Targeting Virulence Factors Using TIQAM
The temporal regulation of virulence factors has been proposed as a major factor for the pathogenicity of particular S. pyogenes strains. However, a broad analysis of the response of virulence factor proteins to external stimuli was so far not feasible. Therefore we applied TIQAM to specifically target virulence factors based on the current literature (supplemental Data 2). By the extensive proteome mapping we identified 14 of these virulence factor proteins that were expressed under the experimental conditions. Based on this information accessible in the PeptideAtlas we used TIQAM to select PTPs and generate transitions specific for the four singly charged y-fragment ions with an m/z above the precursor ion for doubly and triply charged precursor ions, respectively. Subsequently we performed MRM-triggered MS/MS experiments to validate these transitions by comparing theoretical and observed MS/MS spectra using TIQAM (Fig. 3, a and b). We were able to identify nine virulence factors by this approach in the unfractionated, pooled sample (supplemental Data 2). In addition, we validated transitions specific for 12 housekeeping proteins for normalization purposes.
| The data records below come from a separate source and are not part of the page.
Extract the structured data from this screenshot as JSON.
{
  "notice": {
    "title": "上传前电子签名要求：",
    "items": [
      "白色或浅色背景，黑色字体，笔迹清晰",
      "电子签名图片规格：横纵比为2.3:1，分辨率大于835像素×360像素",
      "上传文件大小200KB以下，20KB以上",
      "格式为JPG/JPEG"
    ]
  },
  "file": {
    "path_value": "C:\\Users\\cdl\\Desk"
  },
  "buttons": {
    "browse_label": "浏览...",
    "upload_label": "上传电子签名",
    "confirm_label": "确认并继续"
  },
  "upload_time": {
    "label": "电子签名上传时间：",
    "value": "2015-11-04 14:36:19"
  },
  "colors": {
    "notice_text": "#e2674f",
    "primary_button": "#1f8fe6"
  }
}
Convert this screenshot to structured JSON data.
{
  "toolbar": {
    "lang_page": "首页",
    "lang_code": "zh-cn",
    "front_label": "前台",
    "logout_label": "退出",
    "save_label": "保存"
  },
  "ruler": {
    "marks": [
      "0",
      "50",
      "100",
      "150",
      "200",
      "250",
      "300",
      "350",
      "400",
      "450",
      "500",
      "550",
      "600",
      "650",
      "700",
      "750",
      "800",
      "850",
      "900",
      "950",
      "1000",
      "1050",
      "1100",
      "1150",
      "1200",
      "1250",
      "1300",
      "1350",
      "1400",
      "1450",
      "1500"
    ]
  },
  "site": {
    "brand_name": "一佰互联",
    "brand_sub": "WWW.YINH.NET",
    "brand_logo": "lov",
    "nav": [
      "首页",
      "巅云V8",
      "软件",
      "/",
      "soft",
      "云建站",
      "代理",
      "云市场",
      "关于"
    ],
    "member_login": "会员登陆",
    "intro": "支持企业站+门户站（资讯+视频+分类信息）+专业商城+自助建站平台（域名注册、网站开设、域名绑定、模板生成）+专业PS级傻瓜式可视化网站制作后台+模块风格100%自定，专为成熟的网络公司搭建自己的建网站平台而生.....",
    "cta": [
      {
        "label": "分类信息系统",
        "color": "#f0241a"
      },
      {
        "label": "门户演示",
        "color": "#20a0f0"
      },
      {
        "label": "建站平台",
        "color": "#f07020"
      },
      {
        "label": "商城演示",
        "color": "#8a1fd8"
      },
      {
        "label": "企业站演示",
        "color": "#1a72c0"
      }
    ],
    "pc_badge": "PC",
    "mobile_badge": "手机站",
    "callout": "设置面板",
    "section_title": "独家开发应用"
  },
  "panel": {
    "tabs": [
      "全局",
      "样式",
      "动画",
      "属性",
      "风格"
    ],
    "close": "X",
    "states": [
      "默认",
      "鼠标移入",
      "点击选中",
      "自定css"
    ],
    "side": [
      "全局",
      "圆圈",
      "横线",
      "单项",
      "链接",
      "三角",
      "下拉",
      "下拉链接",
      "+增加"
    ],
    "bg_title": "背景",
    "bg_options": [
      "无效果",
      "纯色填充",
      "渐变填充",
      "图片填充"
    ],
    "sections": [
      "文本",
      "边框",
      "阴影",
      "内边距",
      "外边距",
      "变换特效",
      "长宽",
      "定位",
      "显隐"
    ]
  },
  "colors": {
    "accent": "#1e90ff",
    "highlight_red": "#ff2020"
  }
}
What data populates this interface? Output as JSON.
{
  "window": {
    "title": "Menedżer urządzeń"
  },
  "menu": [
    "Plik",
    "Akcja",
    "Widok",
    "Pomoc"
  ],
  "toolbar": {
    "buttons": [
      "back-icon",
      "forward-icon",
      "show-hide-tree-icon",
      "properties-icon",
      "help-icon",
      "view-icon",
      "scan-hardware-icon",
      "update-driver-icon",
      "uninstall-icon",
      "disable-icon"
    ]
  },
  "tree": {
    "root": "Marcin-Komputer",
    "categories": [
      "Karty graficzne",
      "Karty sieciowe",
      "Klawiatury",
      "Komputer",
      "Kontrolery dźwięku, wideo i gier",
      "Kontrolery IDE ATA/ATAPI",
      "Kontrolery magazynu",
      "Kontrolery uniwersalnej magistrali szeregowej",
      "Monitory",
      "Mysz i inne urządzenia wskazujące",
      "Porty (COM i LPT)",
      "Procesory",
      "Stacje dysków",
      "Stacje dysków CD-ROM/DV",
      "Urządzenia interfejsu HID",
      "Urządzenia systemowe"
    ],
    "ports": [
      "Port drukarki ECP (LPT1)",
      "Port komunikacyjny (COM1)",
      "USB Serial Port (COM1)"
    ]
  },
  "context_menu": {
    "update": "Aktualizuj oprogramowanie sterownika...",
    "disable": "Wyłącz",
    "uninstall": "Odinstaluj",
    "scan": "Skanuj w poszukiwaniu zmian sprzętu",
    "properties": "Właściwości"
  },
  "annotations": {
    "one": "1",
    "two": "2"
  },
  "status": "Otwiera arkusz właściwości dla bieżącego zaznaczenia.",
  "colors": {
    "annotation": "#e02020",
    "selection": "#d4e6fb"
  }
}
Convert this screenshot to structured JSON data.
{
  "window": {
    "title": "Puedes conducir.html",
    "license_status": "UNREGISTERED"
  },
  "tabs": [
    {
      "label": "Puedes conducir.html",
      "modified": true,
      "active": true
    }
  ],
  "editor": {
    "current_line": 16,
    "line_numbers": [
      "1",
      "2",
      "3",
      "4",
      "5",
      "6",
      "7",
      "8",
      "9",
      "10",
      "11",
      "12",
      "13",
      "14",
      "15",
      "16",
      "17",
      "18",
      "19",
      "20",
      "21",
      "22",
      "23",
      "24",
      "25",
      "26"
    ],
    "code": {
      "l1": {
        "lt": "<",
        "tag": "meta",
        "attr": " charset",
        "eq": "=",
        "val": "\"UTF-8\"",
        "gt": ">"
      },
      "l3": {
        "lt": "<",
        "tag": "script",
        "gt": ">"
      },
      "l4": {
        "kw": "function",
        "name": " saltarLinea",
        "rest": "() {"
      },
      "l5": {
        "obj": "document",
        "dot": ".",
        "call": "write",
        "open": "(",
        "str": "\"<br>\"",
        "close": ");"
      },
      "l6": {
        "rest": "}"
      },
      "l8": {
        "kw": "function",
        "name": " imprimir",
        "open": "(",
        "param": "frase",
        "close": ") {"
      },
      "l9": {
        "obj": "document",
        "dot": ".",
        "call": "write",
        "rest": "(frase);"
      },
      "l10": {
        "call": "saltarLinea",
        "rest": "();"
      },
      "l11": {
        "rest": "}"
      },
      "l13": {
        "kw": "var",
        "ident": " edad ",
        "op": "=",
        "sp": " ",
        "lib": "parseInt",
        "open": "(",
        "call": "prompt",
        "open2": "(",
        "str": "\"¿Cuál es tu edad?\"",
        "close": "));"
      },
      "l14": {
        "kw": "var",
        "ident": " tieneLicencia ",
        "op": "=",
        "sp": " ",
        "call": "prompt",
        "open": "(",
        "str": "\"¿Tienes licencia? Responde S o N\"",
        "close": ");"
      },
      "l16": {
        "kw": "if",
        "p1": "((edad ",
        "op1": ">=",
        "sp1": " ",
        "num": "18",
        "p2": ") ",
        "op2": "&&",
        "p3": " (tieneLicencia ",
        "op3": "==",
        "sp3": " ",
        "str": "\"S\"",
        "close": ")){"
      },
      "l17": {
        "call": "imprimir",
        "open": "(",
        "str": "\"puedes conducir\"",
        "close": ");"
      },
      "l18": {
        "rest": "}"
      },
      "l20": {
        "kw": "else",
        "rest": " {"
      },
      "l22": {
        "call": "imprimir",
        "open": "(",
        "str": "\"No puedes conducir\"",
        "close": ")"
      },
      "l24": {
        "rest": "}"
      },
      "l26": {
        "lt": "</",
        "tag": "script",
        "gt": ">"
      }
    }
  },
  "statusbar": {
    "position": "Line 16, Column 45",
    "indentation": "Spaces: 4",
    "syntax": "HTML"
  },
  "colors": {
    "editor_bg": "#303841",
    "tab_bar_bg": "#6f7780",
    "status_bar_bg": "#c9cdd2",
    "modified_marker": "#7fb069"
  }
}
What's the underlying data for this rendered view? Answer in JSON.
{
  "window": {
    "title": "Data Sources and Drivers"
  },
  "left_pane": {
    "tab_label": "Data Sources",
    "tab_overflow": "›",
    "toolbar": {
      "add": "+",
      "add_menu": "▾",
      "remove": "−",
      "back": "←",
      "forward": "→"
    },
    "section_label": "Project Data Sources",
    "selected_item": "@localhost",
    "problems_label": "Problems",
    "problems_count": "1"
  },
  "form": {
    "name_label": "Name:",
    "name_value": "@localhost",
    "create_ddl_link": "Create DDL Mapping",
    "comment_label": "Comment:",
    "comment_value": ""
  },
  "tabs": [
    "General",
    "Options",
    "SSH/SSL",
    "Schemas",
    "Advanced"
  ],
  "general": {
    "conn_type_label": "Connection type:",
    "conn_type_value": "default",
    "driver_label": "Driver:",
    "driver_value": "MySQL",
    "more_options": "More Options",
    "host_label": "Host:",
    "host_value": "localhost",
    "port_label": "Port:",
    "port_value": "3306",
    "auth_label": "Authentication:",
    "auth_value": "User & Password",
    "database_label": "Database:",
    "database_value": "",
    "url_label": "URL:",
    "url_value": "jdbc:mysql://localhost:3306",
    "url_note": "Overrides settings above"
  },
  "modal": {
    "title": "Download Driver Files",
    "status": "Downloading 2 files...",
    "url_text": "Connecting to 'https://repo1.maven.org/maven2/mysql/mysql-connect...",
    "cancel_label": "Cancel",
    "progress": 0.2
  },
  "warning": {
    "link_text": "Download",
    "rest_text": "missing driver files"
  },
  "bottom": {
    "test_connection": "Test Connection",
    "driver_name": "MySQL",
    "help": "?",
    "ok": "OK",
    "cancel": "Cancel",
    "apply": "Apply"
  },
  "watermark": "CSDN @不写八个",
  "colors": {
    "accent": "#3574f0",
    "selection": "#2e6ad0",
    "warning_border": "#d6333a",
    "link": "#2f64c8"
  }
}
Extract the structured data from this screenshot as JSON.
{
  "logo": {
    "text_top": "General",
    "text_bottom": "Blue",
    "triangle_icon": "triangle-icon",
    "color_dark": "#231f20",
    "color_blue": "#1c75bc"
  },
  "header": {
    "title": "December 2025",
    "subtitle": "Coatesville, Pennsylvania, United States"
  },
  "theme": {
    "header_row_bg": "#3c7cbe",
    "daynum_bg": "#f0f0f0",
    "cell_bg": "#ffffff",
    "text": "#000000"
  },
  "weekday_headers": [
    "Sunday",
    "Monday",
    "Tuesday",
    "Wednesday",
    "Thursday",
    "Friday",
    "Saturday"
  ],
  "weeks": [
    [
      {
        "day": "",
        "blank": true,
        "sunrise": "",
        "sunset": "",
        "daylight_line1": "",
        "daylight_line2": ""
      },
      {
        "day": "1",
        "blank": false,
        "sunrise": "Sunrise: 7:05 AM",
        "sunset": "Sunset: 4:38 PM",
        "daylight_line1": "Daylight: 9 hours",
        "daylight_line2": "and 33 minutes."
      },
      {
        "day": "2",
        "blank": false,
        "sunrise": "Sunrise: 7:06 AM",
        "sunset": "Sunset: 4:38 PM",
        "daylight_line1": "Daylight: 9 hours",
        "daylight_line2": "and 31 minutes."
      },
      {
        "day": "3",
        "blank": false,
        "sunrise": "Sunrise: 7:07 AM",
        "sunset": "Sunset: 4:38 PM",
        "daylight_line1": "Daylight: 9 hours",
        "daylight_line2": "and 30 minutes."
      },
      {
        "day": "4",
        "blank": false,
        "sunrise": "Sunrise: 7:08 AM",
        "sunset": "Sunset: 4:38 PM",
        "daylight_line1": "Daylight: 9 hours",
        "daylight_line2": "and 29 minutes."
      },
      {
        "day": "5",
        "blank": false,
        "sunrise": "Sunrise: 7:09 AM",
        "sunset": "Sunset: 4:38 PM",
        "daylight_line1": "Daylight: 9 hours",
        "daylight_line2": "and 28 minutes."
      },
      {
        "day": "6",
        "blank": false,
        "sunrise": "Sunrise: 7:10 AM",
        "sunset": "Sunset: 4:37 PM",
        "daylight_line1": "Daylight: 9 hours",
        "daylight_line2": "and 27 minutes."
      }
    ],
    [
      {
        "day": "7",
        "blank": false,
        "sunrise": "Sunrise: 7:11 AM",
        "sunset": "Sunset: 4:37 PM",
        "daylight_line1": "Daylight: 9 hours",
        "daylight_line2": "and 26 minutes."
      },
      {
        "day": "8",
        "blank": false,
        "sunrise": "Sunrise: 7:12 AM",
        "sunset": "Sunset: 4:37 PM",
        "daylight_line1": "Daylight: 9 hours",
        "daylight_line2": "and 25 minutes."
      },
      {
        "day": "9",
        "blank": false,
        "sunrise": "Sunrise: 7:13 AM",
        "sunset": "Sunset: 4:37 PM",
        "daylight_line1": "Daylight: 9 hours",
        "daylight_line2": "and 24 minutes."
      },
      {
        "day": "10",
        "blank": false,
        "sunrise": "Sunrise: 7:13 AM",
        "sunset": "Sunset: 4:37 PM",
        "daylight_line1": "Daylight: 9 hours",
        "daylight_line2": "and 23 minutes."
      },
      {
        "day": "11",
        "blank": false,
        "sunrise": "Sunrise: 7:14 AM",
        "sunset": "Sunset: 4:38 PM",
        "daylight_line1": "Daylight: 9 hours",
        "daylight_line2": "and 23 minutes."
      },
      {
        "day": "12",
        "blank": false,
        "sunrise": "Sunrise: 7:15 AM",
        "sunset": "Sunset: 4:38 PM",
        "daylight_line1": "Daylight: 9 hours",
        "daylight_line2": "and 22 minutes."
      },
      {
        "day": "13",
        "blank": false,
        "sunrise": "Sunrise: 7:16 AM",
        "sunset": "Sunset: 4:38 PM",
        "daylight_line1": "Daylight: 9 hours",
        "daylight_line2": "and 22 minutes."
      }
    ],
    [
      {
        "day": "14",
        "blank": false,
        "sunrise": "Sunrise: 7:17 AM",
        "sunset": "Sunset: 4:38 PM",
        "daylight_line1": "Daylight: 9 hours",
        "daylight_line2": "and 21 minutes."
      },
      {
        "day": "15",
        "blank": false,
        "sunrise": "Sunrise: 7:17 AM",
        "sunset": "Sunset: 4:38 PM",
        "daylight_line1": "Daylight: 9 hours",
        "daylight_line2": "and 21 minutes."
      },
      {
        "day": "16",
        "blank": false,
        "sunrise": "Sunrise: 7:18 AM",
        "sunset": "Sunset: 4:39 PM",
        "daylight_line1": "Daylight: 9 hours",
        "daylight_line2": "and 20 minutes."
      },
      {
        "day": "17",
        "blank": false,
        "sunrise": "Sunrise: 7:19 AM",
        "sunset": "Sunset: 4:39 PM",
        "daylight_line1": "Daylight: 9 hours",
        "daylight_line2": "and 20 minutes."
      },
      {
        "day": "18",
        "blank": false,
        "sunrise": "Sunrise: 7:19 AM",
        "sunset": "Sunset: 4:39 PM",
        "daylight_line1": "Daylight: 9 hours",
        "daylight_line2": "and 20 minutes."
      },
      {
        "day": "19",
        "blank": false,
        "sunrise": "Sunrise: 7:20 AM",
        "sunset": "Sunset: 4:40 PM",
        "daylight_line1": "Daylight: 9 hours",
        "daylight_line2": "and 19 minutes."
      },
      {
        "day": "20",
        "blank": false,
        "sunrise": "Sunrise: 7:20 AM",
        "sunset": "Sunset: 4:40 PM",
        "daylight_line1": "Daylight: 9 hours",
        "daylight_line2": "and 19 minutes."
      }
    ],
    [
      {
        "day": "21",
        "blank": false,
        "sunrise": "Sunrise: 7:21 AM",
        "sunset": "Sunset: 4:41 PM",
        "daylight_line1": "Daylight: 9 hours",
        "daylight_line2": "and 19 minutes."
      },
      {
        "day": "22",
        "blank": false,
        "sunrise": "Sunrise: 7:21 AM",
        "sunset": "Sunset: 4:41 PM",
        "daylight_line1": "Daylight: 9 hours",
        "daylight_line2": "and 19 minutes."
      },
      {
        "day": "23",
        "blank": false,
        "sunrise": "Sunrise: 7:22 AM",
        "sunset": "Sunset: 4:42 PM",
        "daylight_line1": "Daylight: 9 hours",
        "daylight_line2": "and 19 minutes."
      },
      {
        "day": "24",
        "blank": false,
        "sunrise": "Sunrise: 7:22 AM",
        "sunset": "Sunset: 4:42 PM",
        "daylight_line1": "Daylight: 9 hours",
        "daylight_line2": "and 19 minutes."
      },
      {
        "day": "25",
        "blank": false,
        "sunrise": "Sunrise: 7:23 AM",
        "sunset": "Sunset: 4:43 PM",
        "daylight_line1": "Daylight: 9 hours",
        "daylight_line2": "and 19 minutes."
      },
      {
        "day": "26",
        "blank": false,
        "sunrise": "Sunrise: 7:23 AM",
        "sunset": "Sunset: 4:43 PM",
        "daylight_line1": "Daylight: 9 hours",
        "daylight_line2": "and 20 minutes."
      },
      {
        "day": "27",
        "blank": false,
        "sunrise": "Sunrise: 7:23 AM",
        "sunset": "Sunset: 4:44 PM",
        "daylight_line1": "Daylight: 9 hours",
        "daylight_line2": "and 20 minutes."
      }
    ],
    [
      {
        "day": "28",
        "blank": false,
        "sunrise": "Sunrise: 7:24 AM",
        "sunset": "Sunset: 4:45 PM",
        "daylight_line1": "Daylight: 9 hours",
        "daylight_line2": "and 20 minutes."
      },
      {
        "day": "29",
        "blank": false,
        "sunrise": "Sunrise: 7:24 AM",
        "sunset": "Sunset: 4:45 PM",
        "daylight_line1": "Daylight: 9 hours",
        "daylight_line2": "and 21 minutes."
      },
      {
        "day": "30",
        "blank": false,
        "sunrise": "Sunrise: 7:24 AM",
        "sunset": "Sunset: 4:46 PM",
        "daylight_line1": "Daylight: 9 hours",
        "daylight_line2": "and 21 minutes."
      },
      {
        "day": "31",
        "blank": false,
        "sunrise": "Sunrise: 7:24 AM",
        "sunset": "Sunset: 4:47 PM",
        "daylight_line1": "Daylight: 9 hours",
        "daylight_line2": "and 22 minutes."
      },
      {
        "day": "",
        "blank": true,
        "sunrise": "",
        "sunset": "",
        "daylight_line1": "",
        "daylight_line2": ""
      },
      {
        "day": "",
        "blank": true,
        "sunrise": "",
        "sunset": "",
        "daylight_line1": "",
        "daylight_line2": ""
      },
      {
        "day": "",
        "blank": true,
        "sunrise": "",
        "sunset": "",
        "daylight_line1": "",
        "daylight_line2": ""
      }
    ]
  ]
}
Of all manually validated transitions, we selected for each peptide the three transitions with the best signal-to-noise ratio resulting in a total of 141 transitions for 48 peptides (for three peptides we found only two intense transitions) (supplemental Data 3) that we used to quantify the virulence factors in the biological samples.
Quantitative Analysis
To quantify the targeted virulence factors and the control proteins, each sample was spiked with a heavy labeled pool of all samples as internal standard. The 282 resulting transitions (141 each for light and heavy) were analyzed in a single LC-MS run per sample. This was possible by using prototype instrument acquisition software that features the acquisition of transitions restricted to retention time windows so that at a particular time only a fraction of the transitions is analyzed (15). Hence a large number of total transitions may be analyzed without the need to compromise on dwell time or sampling rate (Fig. 3c).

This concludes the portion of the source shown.